There is a real appetite from visitors to understand what is behind a product. And there is a real appetite to change a status - I would say - a little passive of the consumer who sees something on a shelf and who takes it and buys it, towards something more active where yes, I will buy it , but I want to know what's behind it. I want to meet the person who produced it. I want to know how it's produced; I want to know how long it takes to make it.
There is obviously a sustainable approach. From the moment we consider that the craftsmanship is each object that takes time to be produced by an identified person, who comes in addition from the area, of course, in terms of traceability, transport, materials used, quantity of objects produced, necessity versus superficiality of things, we are already absolutely in this logic.
And putting the craftsmanship back at the heart of the process means having already taken this big step to consider that consumption begins with understanding the provenance, traceability, and manufacture of an object. Then, on the space itself, we use almost 99% of the real materials. What I mean is that stone is stone. No special treatment has been given to it, it is crude. The same goes for wood. The same goes for the elements which will be elements linked to ceramics, thus already showing the material in its strongest naturalness.
How did the Normandy region inspire you in the Artisan’s village project?

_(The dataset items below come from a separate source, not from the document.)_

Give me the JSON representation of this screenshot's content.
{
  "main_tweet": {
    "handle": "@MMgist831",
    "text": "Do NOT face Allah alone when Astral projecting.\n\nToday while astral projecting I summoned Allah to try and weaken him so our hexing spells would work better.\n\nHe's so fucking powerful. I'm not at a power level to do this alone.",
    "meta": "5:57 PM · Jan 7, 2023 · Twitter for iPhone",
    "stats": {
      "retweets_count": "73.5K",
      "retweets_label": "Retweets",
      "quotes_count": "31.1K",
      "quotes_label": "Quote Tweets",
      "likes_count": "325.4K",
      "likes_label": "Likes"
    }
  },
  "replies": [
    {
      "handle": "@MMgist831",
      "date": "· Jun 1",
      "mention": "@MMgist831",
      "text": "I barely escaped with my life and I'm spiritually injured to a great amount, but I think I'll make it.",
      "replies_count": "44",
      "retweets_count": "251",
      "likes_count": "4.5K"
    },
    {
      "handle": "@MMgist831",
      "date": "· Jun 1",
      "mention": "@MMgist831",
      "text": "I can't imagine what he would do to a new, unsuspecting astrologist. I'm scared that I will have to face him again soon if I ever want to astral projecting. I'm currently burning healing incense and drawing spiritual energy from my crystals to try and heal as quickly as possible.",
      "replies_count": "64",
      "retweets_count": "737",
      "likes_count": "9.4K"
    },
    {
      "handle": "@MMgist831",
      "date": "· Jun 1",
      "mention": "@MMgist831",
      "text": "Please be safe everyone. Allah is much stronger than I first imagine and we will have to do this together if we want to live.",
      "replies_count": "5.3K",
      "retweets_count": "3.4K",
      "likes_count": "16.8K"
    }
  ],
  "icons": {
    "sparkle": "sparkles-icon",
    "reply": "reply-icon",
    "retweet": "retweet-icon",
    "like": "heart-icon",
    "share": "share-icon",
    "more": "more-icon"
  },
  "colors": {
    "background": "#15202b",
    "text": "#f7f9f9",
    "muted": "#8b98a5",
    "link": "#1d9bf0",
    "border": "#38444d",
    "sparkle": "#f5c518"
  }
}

Normandy, first of all, is extremely fertile for craftsmanship. In France, we are lucky to have a very dynamic craftsmanship and it is a region where perhaps the dynamism is even stronger. What I find interesting is that it is not a region that is specialized in a technique or a material - which we can find in other regions which, over the course of history or the subsoil, have made us concentrate on ceramics - we have a true diversity of artisans in the Normandy region and this is extremely important.
And then Normandy - my name is Lehanneur - and I have always asked the question since I was very young: "but where does this name come from?". And when I asked my parents, they would tell me: " According to our research, we are really between Brittany and Normandy ". So, in my genes, I have half of the heart which is Norman. I must be a sort of Mont-Saint-Michel halfway between the two. So when McArthurGlen invited me on this project, beyond the intellectual and creative interest, there was indeed probably a little affection in there as well.